After Scott's initial death sentence was reversed on appeal, Scott v. State, supra, 297 Md. 235, 465 A.2d 1126, the State's Attorney for Baltimore City was quoted in the newspaper as saying: "'I don't argue that the Court of Appeals ought to scrutinize very closely all death penalty cases, but it seems to me they have gone beyond close scrutiny and are demanding perfection.'" Defense counsel also proffered that after Scott pled guilty to an unrelated murder, an assistant state's attorney was quoted in the newspaper as saying that
"he considered it his duty to be sure that 'Martin Scott doesn't ever see the public light of day.' . . . [and that] 'he may be the one, the first to be put to death.' That is a really tight case. They, the court, have a death penalty in front of them."

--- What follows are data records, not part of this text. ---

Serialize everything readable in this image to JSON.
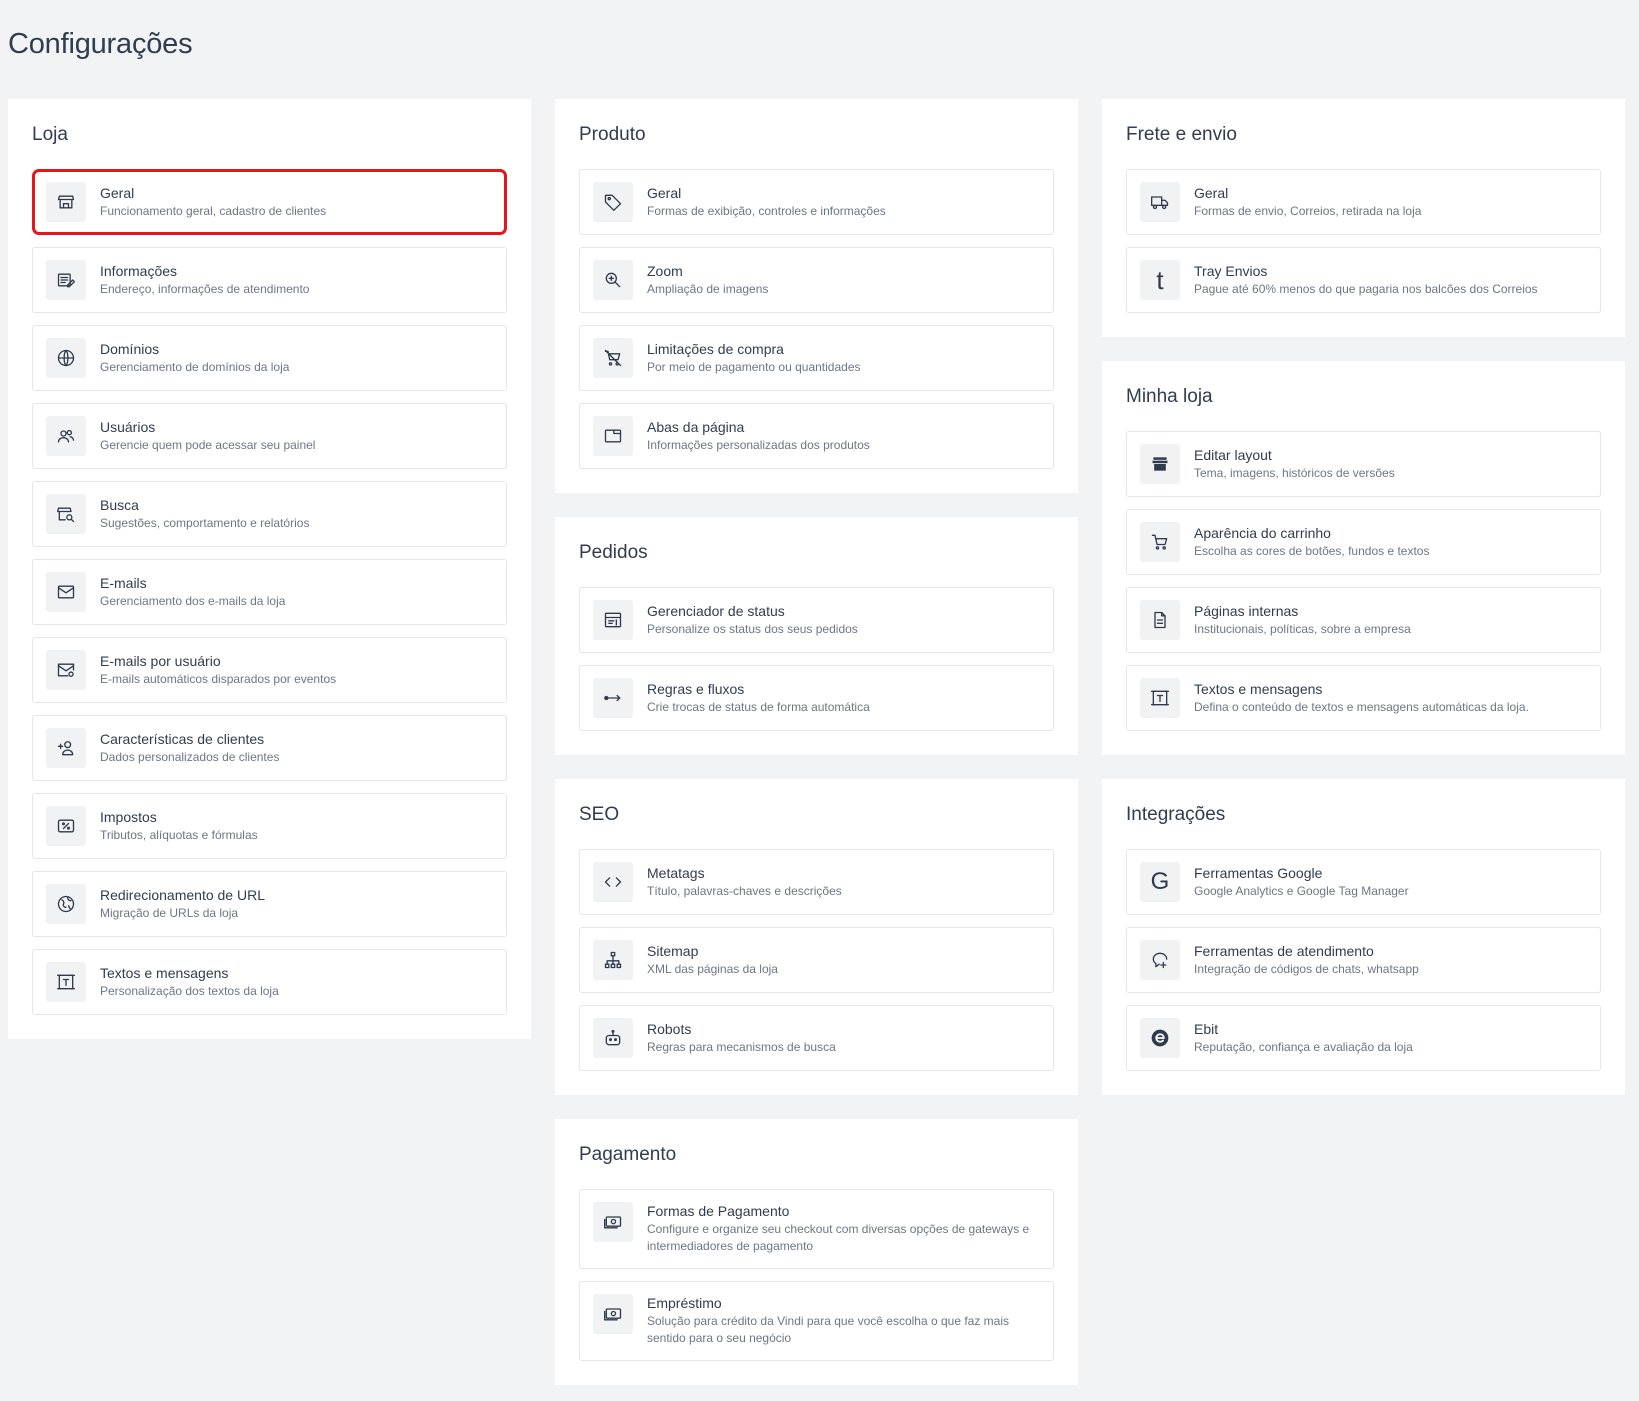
{
  "page": {
    "title": "Configurações",
    "highlight_color": "#e8141b"
  },
  "sections": {
    "loja": {
      "title": "Loja",
      "items": [
        {
          "label": "Geral",
          "desc": "Funcionamento geral, cadastro de clientes",
          "icon": "store-icon"
        },
        {
          "label": "Informações",
          "desc": "Endereço, informações de atendimento",
          "icon": "edit-info-icon"
        },
        {
          "label": "Domínios",
          "desc": "Gerenciamento de domínios da loja",
          "icon": "globe-icon"
        },
        {
          "label": "Usuários",
          "desc": "Gerencie quem pode acessar seu painel",
          "icon": "users-icon"
        },
        {
          "label": "Busca",
          "desc": "Sugestões, comportamento e relatórios",
          "icon": "search-store-icon"
        },
        {
          "label": "E-mails",
          "desc": "Gerenciamento dos e-mails da loja",
          "icon": "mail-icon"
        },
        {
          "label": "E-mails por usuário",
          "desc": "E-mails automáticos disparados por eventos",
          "icon": "mail-settings-icon"
        },
        {
          "label": "Características de clientes",
          "desc": "Dados personalizados de clientes",
          "icon": "user-add-icon"
        },
        {
          "label": "Impostos",
          "desc": "Tributos, alíquotas e fórmulas",
          "icon": "tax-icon"
        },
        {
          "label": "Redirecionamento de URL",
          "desc": "Migração de URLs da loja",
          "icon": "globe-redirect-icon"
        },
        {
          "label": "Textos e mensagens",
          "desc": "Personalização dos textos da loja",
          "icon": "text-frame-icon"
        }
      ]
    },
    "produto": {
      "title": "Produto",
      "items": [
        {
          "label": "Geral",
          "desc": "Formas de exibição, controles e informações",
          "icon": "tag-icon"
        },
        {
          "label": "Zoom",
          "desc": "Ampliação de imagens",
          "icon": "zoom-icon"
        },
        {
          "label": "Limitações de compra",
          "desc": "Por meio de pagamento ou quantidades",
          "icon": "cart-off-icon"
        },
        {
          "label": "Abas da página",
          "desc": "Informações personalizadas dos produtos",
          "icon": "tab-icon"
        }
      ]
    },
    "pedidos": {
      "title": "Pedidos",
      "items": [
        {
          "label": "Gerenciador de status",
          "desc": "Personalize os status dos seus pedidos",
          "icon": "status-icon"
        },
        {
          "label": "Regras e fluxos",
          "desc": "Crie trocas de status de forma automática",
          "icon": "flow-icon"
        }
      ]
    },
    "seo": {
      "title": "SEO",
      "items": [
        {
          "label": "Metatags",
          "desc": "Título, palavras-chaves e descrições",
          "icon": "code-icon"
        },
        {
          "label": "Sitemap",
          "desc": "XML das páginas da loja",
          "icon": "sitemap-icon"
        },
        {
          "label": "Robots",
          "desc": "Regras para mecanismos de busca",
          "icon": "robot-icon"
        }
      ]
    },
    "pagamento": {
      "title": "Pagamento",
      "items": [
        {
          "label": "Formas de Pagamento",
          "desc": "Configure e organize seu checkout com diversas opções de gateways e intermediadores de pagamento",
          "icon": "money-icon"
        },
        {
          "label": "Empréstimo",
          "desc": "Solução para crédito da Vindi para que você escolha o que faz mais sentido para o seu negócio",
          "icon": "money-icon"
        }
      ]
    },
    "frete": {
      "title": "Frete e envio",
      "items": [
        {
          "label": "Geral",
          "desc": "Formas de envio, Correios, retirada na loja",
          "icon": "truck-icon"
        },
        {
          "label": "Tray Envios",
          "desc": "Pague até 60% menos do que pagaria nos balcões dos Correios",
          "icon": "tray-logo-icon",
          "glyph": "t"
        }
      ]
    },
    "minha_loja": {
      "title": "Minha loja",
      "items": [
        {
          "label": "Editar layout",
          "desc": "Tema, imagens, históricos de versões",
          "icon": "storefront-icon"
        },
        {
          "label": "Aparência do carrinho",
          "desc": "Escolha as cores de botões, fundos e textos",
          "icon": "cart-icon"
        },
        {
          "label": "Páginas internas",
          "desc": "Institucionais, políticas, sobre a empresa",
          "icon": "document-icon"
        },
        {
          "label": "Textos e mensagens",
          "desc": "Defina o conteúdo de textos e mensagens automáticas da loja.",
          "icon": "text-frame-icon"
        }
      ]
    },
    "integracoes": {
      "title": "Integrações",
      "items": [
        {
          "label": "Ferramentas Google",
          "desc": "Google Analytics e Google Tag Manager",
          "icon": "google-icon",
          "glyph": "G"
        },
        {
          "label": "Ferramentas de atendimento",
          "desc": "Integração de códigos de chats, whatsapp",
          "icon": "chat-add-icon"
        },
        {
          "label": "Ebit",
          "desc": "Reputação, confiança e avaliação da loja",
          "icon": "ebit-logo-icon"
        }
      ]
    }
  }
}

The trial judge denied the motion, finding that there existed no jury contamination, no breach of any "gag order" agreement, and no prosecutorial misconduct. On this appeal, Scott argues that the behavior in making these public statements was so outrageous that due process principles required dismissal of the indictment and death penalty notice.
Scott has not shown that the trial judge's findings regarding this matter are erroneous. In fact, Scott admits that, of the four jurors who had previous knowledge of the case, "[a]ll of them . . . have indicated that what knowledge they have would not affect them in this case."

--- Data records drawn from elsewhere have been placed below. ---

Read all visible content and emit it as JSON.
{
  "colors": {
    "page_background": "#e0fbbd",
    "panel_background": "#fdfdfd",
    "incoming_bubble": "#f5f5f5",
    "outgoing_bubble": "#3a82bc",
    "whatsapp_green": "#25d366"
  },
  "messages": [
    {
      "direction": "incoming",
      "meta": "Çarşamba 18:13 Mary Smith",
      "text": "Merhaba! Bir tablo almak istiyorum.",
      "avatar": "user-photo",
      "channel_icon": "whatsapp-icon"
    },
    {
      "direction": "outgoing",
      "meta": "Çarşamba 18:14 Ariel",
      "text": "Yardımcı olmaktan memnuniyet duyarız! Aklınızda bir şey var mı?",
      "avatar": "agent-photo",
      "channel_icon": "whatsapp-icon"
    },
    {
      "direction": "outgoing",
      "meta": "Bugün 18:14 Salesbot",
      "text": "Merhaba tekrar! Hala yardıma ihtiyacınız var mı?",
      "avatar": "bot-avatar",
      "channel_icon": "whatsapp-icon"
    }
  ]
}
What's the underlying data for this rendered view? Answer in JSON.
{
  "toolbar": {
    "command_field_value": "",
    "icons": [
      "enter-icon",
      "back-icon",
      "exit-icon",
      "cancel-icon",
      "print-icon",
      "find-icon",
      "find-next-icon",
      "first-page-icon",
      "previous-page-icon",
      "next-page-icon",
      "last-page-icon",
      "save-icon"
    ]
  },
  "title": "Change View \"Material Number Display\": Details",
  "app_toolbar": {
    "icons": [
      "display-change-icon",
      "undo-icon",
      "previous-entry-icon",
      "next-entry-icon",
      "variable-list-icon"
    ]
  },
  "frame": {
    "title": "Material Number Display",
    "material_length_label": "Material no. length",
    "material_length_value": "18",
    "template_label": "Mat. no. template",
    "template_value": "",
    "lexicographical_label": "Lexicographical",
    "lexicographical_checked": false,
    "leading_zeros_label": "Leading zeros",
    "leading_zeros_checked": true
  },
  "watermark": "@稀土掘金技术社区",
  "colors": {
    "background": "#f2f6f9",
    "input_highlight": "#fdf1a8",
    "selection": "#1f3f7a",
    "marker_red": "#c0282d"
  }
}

Additionally, even if the trial judge had found any prejudice, the most severe appropriate remedy under the circumstances would be to grant a new sentencing proceeding; dismissal would not be appropriate. For the reasons stated in Part I of this opinion, a new sentencing proceeding is being granted on other grounds.
Scott relies on several cases where indictments were dismissed because of prosecutorial misconduct. See, e.g., United States v. Hogan, 712 F.2d 757 (2d Cir. 1983); United States v. Levy, 577 F.2d 200 (3d Cir. 1978); United States v. Brodson, 528 F.2d 214 (7th Cir. 1975); Greene v. United States, 454 F.2d 783 (9th Cir. 1971). The circumstances of those cases were entirely different from what was involved in the present case. None of the cited cases would be authority for a dismissal in the present case.

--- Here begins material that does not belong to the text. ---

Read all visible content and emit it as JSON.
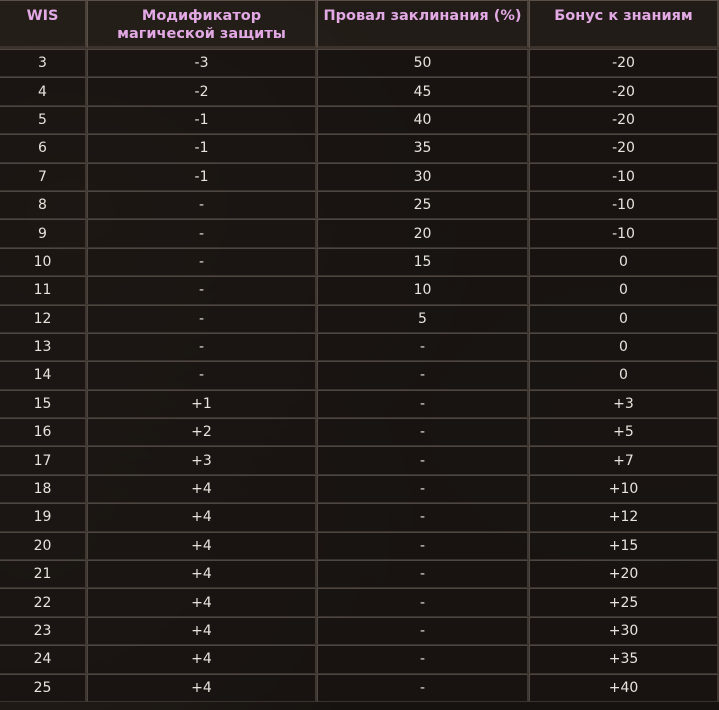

One additional issue warrants mention. In 1982, prior to the instant sentencing proceeding, Scott gave taped television interviews to the Independent News Network and the Public Broadcasting Service (PBS). In the PBS tape, Scott referred to and commented on the governor's constitutional authority to spare the life of an inmate sentenced to death. At the second sentencing hearing, during cross-examination of Scott's expert witness, the court allowed the State, over objection, to paraphrase Scott's taped remarks concerning the governor. Scott contends that the State violated an agreement that these remarks were irrelevant, and that even absent any agreement, the prejudicial nature of the paraphrased material outweighs its relevancy. In our view, this is a very close issue. Nevertheless, as with other matters raised by Scott, we need not reach this issue as we believe that the circumstances creating the issue in this case will not be repeated in a new sentencing proceeding.
DEATH SENTENCE VACATED. CASE REMANDED FOR A NEW SENTENCING PROCEEDING UNDER, § 413 OF ARTICLE 27. COSTS TO BE PAID BY THE MAYOR AND CITY COUNCIL OF BALTIMORE.